- Theatrical release poster
- Directed by: Yalamanda Charan
- Screenplay by: Yalamanda Charan
- Produced by: P. Uday Kiran V. Srikanth
- Starring: Sunil Vasanthi Krishnan Vennela Kishore Srinivasa Reddy Prudhvi
- Cinematography: Sai
- Edited by: Chota K. Prasad
- Music by: Shekar Chandra
- Production companies: Himalaya Studio Mansions Mirth Media
- Release date: 12 May 2023;
- Running time: 118 minutes
- Country: India
- Language: Telugu

= Bhuvana Vijayam (film) =

Bhuvana Vijayam is a 2023 Indian Telugu-language comedy thriller film written and directed by Yalamanda Charan in his directorial debut, while it was produced by P. Uday Kiran and V. Drikanth under Himalaya Studio Mansions and Mirth Media Banners.
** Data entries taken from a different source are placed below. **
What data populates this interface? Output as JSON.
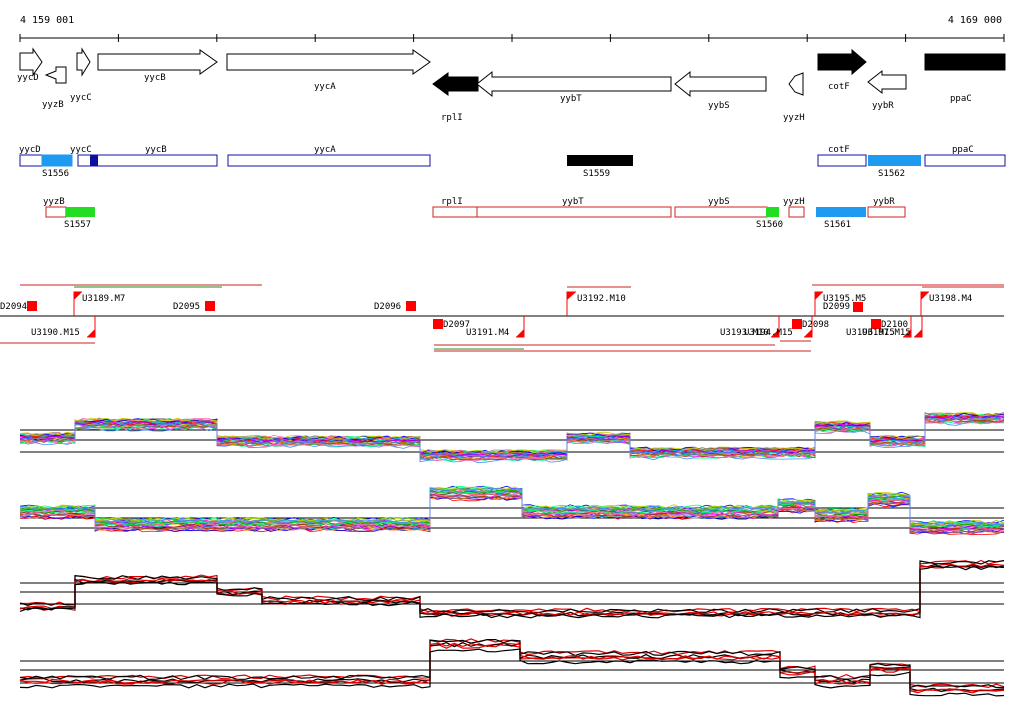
{
  "coords": {
    "start": "4 159 001",
    "end": "4 169 000"
  },
  "genes": [
    {
      "id": "yycD",
      "label": "yycD",
      "row": "upper",
      "filled": false,
      "strand": "+"
    },
    {
      "id": "yyzB",
      "label": "yyzB",
      "row": "lower",
      "filled": false,
      "strand": "-"
    },
    {
      "id": "yycC",
      "label": "yycC",
      "row": "lower",
      "filled": false,
      "strand": "+"
    },
    {
      "id": "yycB",
      "label": "yycB",
      "row": "upper",
      "filled": false,
      "strand": "+"
    },
    {
      "id": "yycA",
      "label": "yycA",
      "row": "mid",
      "filled": false,
      "strand": "+"
    },
    {
      "id": "rplI",
      "label": "rplI",
      "row": "bottom",
      "filled": true,
      "strand": "-"
    },
    {
      "id": "yybT",
      "label": "yybT",
      "row": "mid2",
      "filled": false,
      "strand": "-"
    },
    {
      "id": "yybS",
      "label": "yybS",
      "row": "mid2",
      "filled": false,
      "strand": "-"
    },
    {
      "id": "yyzH",
      "label": "yyzH",
      "row": "bottom",
      "filled": false,
      "strand": "-"
    },
    {
      "id": "cotF",
      "label": "cotF",
      "row": "upper",
      "filled": true,
      "strand": "+"
    },
    {
      "id": "yybR",
      "label": "yybR",
      "row": "mid2",
      "filled": false,
      "strand": "-"
    },
    {
      "id": "ppaC",
      "label": "ppaC",
      "row": "mid",
      "filled": true,
      "strand": "+"
    }
  ],
  "blue_track": [
    {
      "label": "yycD"
    },
    {
      "label": "yycC"
    },
    {
      "label": "yycB"
    },
    {
      "label": "yycA"
    },
    {
      "label": "cotF"
    },
    {
      "label": "ppaC"
    }
  ],
  "blue_fills": [
    {
      "label": "S1556",
      "color": "#1e9bf0"
    },
    {
      "label": "S1559",
      "color": "#000000"
    },
    {
      "label": "S1562",
      "color": "#1e9bf0"
    }
  ],
  "red_track": [
    {
      "label": "yyzB"
    },
    {
      "label": "rplI"
    },
    {
      "label": "yybT"
    },
    {
      "label": "yybS"
    },
    {
      "label": "yyzH"
    },
    {
      "label": "yybR"
    }
  ],
  "red_fills": [
    {
      "label": "S1557",
      "color": "#22dd22"
    },
    {
      "label": "S1560",
      "color": "#22dd22"
    },
    {
      "label": "S1561",
      "color": "#1e9bf0"
    }
  ],
  "tu_labels_top": [
    {
      "label": "D2094"
    },
    {
      "label": "U3189.M7"
    },
    {
      "label": "D2095"
    },
    {
      "label": "D2096"
    },
    {
      "label": "U3192.M10"
    },
    {
      "label": "U3195.M5"
    },
    {
      "label": "D2099"
    },
    {
      "label": "U3198.M4"
    }
  ],
  "tu_labels_bottom": [
    {
      "label": "U3190.M15"
    },
    {
      "label": "D2097"
    },
    {
      "label": "U3191.M4"
    },
    {
      "label": "U3193.M10"
    },
    {
      "label": "U3194.M15"
    },
    {
      "label": "D2098"
    },
    {
      "label": "U3196.M15"
    },
    {
      "label": "U3197.M15"
    },
    {
      "label": "D2100"
    }
  ],
  "colors": {
    "gene_outline": "#000000",
    "blue_track": "#1010a0",
    "red_track": "#cc2222",
    "marker": "#ff0000",
    "profile_red": "#dd0000",
    "profile_black": "#000000"
  }
}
The film features Sunil, Srinivasa Reddy, Viva Harsha, Vasanthi, Prudhvi, Dhanraj in the main lead roles along with Jabardasth Raghava, Goparaju Ramana, Sonia Chowdary in supporting roles. The music was composed by Shekar Chandra.

==Release==
Bhuvana Vijayam was released on 12 May 2023. Upon release, the film received mixed reviews from critics.